Enfin, à vouloir parler en termes de droit, il aurait fallu le faire au bout d’une année d’existence de l’Assemblée constituante, terme de sa légalité, ou encore lors de l’impasse où l’on s’était trouvé cet été. Dans ces deux cas au moins, ce n’est pas le droit qui est venu à la rescousse de l’État en péril, mais la politique qui a offert les solutions qui ont été par la suite et rétroactivement mises en la forme juridique que nos juristes apprécient tant, s’y exerçant avec talent.

C’est bien connu, au demeurant, le juriste est souvent mis à contribution pour conformer une réalité préexistence à la règle de droit et non l’inverse. Pareillement, dans notre pays ainsi que dans les États non encore de droit, son rôle est de conformer la réalité politique qui fait loi au droit pour que celui-ci soit enfin une politique.
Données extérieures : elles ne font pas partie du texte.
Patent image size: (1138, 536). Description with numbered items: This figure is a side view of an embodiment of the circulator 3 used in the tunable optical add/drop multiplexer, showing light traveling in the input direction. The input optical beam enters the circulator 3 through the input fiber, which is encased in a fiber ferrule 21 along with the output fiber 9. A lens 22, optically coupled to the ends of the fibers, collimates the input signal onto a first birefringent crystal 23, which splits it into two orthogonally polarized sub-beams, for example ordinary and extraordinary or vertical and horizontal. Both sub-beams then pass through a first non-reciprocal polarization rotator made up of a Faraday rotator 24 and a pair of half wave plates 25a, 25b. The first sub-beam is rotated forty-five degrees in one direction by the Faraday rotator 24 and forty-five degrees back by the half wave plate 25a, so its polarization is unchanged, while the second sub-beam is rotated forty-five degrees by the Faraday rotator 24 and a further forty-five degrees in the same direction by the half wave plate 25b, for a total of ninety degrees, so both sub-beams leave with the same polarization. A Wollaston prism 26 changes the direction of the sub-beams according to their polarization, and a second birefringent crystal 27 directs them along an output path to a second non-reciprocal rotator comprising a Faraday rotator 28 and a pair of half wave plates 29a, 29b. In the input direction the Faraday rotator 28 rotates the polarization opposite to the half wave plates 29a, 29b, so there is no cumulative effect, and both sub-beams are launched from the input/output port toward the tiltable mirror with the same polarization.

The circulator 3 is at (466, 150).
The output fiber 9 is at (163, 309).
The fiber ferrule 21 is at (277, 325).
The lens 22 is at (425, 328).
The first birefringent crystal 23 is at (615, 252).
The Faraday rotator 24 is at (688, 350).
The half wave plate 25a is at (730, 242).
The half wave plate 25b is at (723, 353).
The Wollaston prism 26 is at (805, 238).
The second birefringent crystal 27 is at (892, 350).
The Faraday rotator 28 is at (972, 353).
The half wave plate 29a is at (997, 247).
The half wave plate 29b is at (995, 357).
Seul le dialogue national est aujourd’hui légitime

Cela nous amène à dire qu’aujourd’hui, c’est le dialogue national qui est l’unique légitimité au pays, incarnant seul et bien mieux que l’Assemblée la souveraineté populaire. Il est donc seul souverain en ce pays, et ce tant qu’il agira dans le sens des intérêts du peuple. Or, que veut ce dernier ? Qu’il ait droit au chapitre en ayant la possibilité de se gouverner seul dans ses localités et régions. La Constitution n’a pas consacré les principes de la décentralisation et des pouvoirs dans les régions pour que cela reste lettre morte.

La première revendication populaire est de pouvoir choisir des élus municipaux et régionaux, y compris les gouverneurs, avec l’organisation en priorité des élections en mesure de lui permettre le choix de tels représentants. Ceux-ci seraient alors qualifiés d’aider à remettre le pays sur pied, étant choisis au plus près des préoccupations des citoyens, dans les municipalités et les gouvernorats, et en mesure de servir leurs intérêts.
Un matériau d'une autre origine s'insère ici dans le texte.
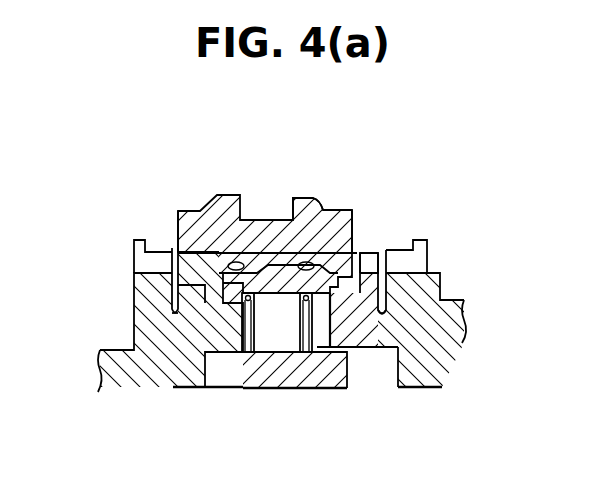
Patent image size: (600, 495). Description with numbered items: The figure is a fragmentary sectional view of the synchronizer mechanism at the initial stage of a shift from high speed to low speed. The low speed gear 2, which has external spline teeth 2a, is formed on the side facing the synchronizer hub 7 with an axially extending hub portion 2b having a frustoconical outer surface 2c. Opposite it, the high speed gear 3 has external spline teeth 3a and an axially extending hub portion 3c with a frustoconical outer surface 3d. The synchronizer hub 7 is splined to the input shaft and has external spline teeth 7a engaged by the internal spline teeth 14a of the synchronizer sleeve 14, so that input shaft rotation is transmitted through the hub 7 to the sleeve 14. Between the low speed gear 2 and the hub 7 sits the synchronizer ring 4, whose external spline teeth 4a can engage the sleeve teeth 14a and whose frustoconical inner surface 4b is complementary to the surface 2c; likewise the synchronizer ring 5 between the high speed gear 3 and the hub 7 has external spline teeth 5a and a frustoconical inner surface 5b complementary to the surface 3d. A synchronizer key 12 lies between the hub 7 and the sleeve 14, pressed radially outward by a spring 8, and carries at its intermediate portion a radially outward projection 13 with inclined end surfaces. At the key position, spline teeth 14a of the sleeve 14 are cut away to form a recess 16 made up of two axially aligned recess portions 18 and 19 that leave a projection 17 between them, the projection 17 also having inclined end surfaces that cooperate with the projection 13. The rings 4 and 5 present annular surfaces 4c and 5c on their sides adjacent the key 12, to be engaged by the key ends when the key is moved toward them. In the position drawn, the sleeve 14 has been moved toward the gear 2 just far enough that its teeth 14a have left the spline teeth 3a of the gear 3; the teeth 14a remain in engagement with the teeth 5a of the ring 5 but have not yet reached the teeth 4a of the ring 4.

Persister à ne vouloir organiser que des législatives, c’est reconduire une assemblée qui n’aura pas grande différence avec l’actuelle, étant le produit de listes partisanes; or, on a vu à quelles turpitudes on a pu aller.

Vouloir absolument faire de la présidentielle une urgence ne fera que servir l’ego de nos politiciens qui ont hâte d’entrer à Carthage. Or la mascarade renouvelée qu’a été l’actuelle présidence démontre assez que le pays peut se passer d’un tel personnage à la tête de l’État d’autant que les pouvoirs présidentiels sont constitutionnellement limités.

À notre sens, le devoir de nos juristes est de sortir de leur tour d’ivoire, les politiciens se plaisent déjà trop dans la leur. Ils seront bien inspirés d’orienter leurs cogitations dans le sens indiqué ci-dessus, n’ajoutant pas à la confusion marquant notre classe politique.

Ils sont appelés à sensibiliser les responsables du dialogue national à la qualité éminente de ce dernier en tant, actuellement, qu’unique représentant légitime du peuple. En dehors du dialogue national, seul le président du gouvernement, qui est d’ailleurs issu de ses travaux, a la légitimité de gouverner selon la feuille de route. Toute autre autorité a épuisé la sienne, notamment le président de la République et le président de l’Assemblée; le dialogue national a le devoir de le leur rappeler et procéder à leur remplacement par des compétences ainsi qu’il l’a fait pour le gouvernement.

Quant à l’Assemblée, elle ne gardera un semblant de légitimité que par une utilité démontrée en allant dans le sens de la feuille de route constitutionnelle. Cela veut dire l’achèvement de la mise en place du dispositif prévu par la constitution, mais également le nécessaire travail d’adéquation du droit positif actuel hérité de la dictature aux lois et libertés désormais consacrées dans le pays.